Virtualware, which uses Microsoft’s Kinect device

Virtualware has developed three modules – assessment, exercise and “exergames”.

The assessment function measures a person’s range of movement in their impaired limb and provides feedback on the proper trajectory of the movement. The exercise module features a virtual coach and focuses on increasing the amount of therapeutic repetitions designed to build up strength in a specific part of the body. Exergames incorporates exercises into videogames, enhancing the patient’s motivation to engage and continue rehabilitation activities.

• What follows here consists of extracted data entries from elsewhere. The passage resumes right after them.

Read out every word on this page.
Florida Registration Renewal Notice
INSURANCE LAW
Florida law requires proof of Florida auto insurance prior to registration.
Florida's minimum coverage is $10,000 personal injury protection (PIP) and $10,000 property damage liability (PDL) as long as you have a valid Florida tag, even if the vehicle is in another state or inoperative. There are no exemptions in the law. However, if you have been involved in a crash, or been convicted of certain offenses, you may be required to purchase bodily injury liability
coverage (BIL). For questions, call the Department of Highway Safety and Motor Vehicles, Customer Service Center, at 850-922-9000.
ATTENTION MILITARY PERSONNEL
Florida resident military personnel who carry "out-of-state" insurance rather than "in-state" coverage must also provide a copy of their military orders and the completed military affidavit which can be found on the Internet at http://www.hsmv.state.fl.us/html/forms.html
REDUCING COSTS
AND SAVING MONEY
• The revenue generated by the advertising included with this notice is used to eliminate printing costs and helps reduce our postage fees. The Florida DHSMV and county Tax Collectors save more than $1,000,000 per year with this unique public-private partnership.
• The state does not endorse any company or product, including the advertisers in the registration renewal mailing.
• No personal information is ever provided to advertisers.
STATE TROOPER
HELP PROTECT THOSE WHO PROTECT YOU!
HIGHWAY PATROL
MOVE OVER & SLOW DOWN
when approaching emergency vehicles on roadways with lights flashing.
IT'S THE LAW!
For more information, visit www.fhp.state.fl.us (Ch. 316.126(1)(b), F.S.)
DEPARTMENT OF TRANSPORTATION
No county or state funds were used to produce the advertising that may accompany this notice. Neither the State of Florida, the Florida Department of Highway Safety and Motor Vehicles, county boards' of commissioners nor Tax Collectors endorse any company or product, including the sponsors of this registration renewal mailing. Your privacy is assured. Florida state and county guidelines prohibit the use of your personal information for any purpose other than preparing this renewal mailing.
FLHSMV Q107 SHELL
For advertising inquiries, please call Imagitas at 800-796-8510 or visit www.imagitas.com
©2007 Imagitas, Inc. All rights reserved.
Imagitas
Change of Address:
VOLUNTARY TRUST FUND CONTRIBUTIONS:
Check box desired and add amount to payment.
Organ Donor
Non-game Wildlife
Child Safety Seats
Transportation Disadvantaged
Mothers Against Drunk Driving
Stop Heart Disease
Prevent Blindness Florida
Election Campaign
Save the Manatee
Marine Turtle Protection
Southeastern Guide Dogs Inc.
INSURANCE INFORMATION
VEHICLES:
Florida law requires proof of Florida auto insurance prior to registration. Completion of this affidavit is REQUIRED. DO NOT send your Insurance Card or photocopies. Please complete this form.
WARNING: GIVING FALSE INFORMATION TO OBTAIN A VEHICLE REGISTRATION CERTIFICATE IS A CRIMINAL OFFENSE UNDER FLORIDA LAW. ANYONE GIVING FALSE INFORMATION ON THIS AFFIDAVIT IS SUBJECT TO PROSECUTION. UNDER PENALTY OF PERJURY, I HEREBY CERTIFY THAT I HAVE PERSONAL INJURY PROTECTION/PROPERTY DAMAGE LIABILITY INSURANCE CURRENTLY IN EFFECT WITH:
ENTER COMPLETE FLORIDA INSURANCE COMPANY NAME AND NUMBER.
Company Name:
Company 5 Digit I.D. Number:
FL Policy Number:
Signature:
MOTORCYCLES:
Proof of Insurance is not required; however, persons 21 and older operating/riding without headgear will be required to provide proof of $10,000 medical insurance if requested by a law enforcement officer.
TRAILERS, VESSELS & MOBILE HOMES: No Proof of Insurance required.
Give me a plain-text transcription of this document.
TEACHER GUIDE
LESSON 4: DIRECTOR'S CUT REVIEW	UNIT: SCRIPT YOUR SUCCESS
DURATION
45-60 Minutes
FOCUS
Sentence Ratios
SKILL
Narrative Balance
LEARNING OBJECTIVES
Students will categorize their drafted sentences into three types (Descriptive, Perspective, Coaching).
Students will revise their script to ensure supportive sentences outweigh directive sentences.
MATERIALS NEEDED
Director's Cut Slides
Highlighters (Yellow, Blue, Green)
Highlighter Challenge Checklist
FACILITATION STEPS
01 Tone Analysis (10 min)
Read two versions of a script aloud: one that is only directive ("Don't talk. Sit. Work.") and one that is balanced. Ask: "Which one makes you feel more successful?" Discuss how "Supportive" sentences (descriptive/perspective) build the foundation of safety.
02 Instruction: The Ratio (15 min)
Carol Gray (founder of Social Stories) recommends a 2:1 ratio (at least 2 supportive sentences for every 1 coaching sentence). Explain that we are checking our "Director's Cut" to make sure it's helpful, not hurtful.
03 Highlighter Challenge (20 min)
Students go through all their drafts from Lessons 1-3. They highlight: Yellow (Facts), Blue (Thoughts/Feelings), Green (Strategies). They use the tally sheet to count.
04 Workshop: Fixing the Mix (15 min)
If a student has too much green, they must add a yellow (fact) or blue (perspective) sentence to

“Unlike a normal videogame, where the game mechanics are designed around story and objectives, the exergames are designed to support higher volumes of exercise repetitions, leading to better recovery outcomes,” O’Neil said. “You can choose which body part to focus on and where targets, which have to be hit, appear; so if someone has a limited range of motion, they can choose to only have targets in a certain area. If the therapist only wants them working on one limb, they can do that as well. We have 16 different games for all sorts of things – lower limbs, upper body, balance.

As a certified medical device manufacturer, Virtualware offers its solution to hospitals, physiotherapists, private groups and early supported discharge community teams. It’s designed to assist those with acquired brain injuries such as stroke and multiple sclerosis. The system aims to increase access to therapy in the home and in the clinic as an additional method of improving care.

“We’ve designed the modules to be mixed and matched. A clinician might set the system up to allow the patient to play exergames for half an hour, then carry out an assessment, and then do 50 leg raises. The idea is that they are both increasing the amount of therapy relative to other methods and, perhaps more importantly, doing the hard work needed to recover.

“We have a big, flexible platform, designed by clinicians, and we are constantly working with them to develop it.”